Total Calories: 73
1 Sprinkle the yeast over the water. Let stand until the yeast is creamy, about 2 minutes. Stir until the yeast dissolves.
2 In a large bowl, combine the flour, salt, and pepper. Stir in the yeast mixture and the lard. Stir until a soft dough forms. Turn the dough out onto a lightly floured surface and knead until smooth and elastic, about 10 minutes. Knead in the almonds.
3 Shape the dough into a ball. Cover the dough with an overturned bowl and let rise in a warm place until doubled, about 1 hour.

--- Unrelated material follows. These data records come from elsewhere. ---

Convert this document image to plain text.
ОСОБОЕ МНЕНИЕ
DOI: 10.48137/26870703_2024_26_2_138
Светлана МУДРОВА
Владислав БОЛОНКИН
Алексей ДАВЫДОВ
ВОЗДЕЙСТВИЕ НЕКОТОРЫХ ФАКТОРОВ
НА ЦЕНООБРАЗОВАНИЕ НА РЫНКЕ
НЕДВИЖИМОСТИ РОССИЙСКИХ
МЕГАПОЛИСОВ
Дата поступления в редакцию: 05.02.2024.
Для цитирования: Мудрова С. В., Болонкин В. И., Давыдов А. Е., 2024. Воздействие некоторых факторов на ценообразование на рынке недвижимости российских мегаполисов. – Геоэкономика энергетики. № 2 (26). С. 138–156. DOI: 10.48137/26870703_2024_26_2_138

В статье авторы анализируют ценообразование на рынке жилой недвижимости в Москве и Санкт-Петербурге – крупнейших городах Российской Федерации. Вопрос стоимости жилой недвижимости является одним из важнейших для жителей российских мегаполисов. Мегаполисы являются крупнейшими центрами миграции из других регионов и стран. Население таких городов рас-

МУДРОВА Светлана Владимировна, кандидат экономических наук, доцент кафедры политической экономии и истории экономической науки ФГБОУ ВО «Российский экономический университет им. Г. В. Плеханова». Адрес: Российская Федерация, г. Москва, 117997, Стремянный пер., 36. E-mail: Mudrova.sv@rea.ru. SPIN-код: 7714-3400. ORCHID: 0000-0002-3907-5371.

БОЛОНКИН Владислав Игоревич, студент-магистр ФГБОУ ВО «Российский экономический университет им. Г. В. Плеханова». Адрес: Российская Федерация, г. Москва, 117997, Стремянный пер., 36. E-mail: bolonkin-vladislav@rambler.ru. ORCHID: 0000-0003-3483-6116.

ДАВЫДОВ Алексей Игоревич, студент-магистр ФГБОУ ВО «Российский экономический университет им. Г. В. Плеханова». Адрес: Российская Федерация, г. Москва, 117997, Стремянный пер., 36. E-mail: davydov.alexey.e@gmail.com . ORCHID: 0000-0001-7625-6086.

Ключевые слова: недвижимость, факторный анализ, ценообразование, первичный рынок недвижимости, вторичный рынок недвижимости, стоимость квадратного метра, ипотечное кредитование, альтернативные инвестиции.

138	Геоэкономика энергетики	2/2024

4 Place 2 racks in the center of the oven. Preheat the oven to 350°F. Press the dough down to eliminate the air bubbles. Cut the dough in half, then cut each half in half again, then each quarter in half to make 8 even pieces. Keeping the remaining dough covered, divide 1 piece into 4 even pieces. Roll each piece into a 6-inch rope. Twist each rope 3 times, then shape it into a ring, pinching the ends to seal. Place the rings 1 inch apart on two ungreased baking sheets. Repeat with the remaining dough.
5 Bake the rings for 1 hour or until browned and crisp, rotating the pans about halfway through. Turn off the heat and let the rings cool and dry out in the oven for 1 hour.
6 Remove from the oven and transfer to wire racks to cool completely. Store in an airtight container up to 1 month.